Lo scenario politico sardo è scosso dall’ordinanza della Corte d’Appello di Cagliari che chiede la Decadenza della Presidente della Giunta Regionale, Alessandra Todde. Al centro della disputa, presunti errori nella gestione della campagna elettorale. Salvatore Deidda, Deputato di Fratelli d’Italia e Presidente della Commissione Trasporti, attacca duramente, dichiarando che la Presidente e i suoi alleati rifiutano di ammettere di aver sbagliato, dimostrando palese contraddizione tra le dichiarazioni fatte. Deidda ribadisce la pretesa di chiarezza su ogni passaggio, dalla mancata apertura del conto alla nomina del mandatario elettorale.
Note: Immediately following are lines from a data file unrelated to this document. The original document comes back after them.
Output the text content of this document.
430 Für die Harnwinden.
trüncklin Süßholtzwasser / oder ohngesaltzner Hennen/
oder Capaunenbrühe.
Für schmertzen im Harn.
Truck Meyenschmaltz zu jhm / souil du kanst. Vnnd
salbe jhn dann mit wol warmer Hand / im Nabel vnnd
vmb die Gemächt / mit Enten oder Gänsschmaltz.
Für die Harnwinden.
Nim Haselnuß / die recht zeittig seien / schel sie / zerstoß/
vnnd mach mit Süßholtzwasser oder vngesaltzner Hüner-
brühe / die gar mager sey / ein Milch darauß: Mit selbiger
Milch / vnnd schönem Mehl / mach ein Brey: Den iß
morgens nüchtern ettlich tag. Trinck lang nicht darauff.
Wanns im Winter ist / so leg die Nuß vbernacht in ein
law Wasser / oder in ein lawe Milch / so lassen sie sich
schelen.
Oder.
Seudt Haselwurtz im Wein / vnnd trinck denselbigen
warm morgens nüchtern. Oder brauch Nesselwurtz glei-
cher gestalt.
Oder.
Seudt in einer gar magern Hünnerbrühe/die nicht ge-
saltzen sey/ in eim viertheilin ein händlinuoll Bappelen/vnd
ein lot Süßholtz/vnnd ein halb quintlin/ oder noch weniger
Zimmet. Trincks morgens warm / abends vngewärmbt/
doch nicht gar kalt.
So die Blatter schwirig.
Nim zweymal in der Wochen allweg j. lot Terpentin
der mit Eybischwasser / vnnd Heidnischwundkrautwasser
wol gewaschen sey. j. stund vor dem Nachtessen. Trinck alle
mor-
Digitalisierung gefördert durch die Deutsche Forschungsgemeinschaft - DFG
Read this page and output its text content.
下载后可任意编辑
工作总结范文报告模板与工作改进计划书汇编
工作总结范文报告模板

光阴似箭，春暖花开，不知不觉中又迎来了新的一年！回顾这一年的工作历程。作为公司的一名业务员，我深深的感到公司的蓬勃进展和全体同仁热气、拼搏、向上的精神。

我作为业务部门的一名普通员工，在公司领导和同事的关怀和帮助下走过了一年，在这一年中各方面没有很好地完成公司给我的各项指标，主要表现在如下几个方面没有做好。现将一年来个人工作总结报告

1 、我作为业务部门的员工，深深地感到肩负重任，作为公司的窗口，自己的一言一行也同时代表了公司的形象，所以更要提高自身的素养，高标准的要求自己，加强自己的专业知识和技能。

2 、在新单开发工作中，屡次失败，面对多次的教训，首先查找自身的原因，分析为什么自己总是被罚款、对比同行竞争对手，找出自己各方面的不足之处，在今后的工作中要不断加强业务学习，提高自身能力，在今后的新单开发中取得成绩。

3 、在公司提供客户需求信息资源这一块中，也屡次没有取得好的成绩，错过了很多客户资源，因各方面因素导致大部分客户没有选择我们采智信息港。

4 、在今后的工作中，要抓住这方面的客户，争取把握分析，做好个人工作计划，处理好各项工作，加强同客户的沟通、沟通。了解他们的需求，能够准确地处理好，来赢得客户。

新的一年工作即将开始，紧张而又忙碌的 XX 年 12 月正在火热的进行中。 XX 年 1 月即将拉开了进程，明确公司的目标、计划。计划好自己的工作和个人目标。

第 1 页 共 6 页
Deidda critica inoltre il tentativo, a suo dire, di screditare la Commissione di Garanzia Elettorale, sostenendo che il rispetto della legge sia imprescindibile, per cui non ritiene si possano giustificare le violazioni dicendo che la norma è vecchia o complicata.
Pronta la replica dei democratici. Marco Meloni, senatore del Partito Democratico, esprime solidarietà alla Presidente Todde, affermando che gli errori formali contestati non sono sufficienti per giustificarne la decadenza. Meloni sottolinea che la legge elettorale del 1993 presenta aspetti obsoleti e poco chiari. Il Senatore ha aggiunto che secondo i legali, eventuali errori non possono compromettere il mandato della Presidente.
Il Senatore esclude che si tratti di una questione di trasparenza e che anche l’opposizione riconosce la buona fede della Presidente, sottolineando che serve calma per risolvere rapidamente la vicenda.